On 12 May 2017 at 09:27, Arjen <arjenvanweelden@gmail.com> wrote:

Maybe this is a silly question, and please let me know why if so, but:

Has anyone thought about parallelizing it for multiple messages in
order to "produce garbage faster"? While reducing allocation will make
the single validations faster, doing multiple ones might improve the
throughput per GC ratio. This assumes that the amount of live data in
the heap is small, making GC sort of constant time, and having multiple
cores available.

Not a silly question at all. Adding the following incantation:

    `using` parListChunk 100 rseq

does quite happily spread things across all 4 cores on my development machine, and it's certainly a bit faster. To give some stats, it processes ~24 events between GCs rather than ~6, and collects ~2MB rather than ~500kB. The throughput becomes a lot less consistent, however, at least partly due to some bigger GC pauses along the way.

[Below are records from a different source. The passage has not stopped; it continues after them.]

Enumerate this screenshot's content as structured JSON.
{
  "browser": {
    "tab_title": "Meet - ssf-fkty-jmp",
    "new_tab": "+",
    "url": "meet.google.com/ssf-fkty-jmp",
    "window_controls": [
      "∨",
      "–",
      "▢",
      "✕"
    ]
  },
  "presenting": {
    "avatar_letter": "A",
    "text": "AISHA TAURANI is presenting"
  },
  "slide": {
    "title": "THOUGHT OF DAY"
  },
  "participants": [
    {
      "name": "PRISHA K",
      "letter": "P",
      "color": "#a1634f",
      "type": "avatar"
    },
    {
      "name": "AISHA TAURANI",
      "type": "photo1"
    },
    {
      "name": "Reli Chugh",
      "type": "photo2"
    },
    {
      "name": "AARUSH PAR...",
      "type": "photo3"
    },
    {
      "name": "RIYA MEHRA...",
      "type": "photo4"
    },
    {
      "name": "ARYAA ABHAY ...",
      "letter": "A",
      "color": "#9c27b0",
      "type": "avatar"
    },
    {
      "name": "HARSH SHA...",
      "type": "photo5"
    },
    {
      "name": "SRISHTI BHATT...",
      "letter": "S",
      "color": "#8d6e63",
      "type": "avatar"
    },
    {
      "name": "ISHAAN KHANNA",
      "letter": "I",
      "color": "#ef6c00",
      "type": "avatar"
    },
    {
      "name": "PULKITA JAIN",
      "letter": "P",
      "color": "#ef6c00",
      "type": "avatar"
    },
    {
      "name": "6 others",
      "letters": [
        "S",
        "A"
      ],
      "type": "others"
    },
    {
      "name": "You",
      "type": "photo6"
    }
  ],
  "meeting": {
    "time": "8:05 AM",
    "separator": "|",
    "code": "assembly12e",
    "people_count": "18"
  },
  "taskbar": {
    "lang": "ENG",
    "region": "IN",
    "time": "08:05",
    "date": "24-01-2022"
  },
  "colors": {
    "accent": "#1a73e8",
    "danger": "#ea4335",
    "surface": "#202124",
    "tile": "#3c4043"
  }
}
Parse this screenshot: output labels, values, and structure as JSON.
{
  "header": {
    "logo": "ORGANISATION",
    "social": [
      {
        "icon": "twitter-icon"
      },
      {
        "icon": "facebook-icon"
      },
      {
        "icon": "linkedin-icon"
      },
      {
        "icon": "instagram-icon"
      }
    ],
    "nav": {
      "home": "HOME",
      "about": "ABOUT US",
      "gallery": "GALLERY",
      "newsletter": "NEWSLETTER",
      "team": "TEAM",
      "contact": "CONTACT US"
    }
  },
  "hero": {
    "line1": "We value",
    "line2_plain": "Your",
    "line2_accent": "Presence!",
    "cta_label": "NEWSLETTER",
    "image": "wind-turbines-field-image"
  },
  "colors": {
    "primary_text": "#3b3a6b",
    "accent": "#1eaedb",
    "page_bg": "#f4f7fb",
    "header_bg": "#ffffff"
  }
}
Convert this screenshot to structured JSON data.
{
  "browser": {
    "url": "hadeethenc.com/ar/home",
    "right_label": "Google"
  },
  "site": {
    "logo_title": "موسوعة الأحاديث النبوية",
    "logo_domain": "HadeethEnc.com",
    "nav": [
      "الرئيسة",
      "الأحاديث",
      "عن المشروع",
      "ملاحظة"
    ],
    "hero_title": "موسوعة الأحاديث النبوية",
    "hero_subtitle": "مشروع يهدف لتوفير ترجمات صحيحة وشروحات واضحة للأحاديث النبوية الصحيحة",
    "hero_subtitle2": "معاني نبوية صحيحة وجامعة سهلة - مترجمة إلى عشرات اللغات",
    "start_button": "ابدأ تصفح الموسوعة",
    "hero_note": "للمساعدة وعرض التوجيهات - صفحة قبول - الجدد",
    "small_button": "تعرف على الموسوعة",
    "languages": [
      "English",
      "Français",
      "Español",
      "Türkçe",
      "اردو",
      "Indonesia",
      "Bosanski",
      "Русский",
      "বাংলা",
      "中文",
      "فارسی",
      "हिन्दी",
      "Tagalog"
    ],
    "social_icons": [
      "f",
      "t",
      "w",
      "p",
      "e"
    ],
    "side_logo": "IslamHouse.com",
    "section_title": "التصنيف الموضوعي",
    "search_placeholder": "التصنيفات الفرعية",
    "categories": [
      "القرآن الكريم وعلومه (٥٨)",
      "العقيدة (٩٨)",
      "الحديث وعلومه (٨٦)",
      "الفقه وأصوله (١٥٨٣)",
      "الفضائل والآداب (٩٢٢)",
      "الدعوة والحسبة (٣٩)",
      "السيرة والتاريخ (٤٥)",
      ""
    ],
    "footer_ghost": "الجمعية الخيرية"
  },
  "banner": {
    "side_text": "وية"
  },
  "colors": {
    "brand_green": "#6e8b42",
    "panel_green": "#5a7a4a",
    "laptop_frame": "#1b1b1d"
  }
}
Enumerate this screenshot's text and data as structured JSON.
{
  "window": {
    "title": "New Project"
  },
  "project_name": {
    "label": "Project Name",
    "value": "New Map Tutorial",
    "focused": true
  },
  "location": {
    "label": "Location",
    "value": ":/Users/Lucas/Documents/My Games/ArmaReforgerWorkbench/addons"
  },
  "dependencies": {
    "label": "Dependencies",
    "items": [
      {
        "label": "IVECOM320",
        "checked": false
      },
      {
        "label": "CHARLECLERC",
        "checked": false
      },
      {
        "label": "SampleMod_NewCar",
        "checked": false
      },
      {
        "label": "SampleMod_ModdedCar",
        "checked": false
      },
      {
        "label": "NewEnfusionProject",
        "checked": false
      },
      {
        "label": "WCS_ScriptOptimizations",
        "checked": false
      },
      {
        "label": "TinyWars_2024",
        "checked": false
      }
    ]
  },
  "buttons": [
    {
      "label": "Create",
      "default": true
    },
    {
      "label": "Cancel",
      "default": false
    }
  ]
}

As Ben's statistics showed, our allocation rate on one thread is around 4TBps, which is already stressing the GC out a bit, and parallelising it doesn't make that problem any easier.

I know in the OP I said "we have a stream" (accidental MLK misquote) but in fact there are a bunch of parallel streams whose number exceeds the number of available cores, so we don't anticipate any enormous benefit from spreading the processing of any one stream across multiple cores: single-threaded performance is what we think we should be concentrating on.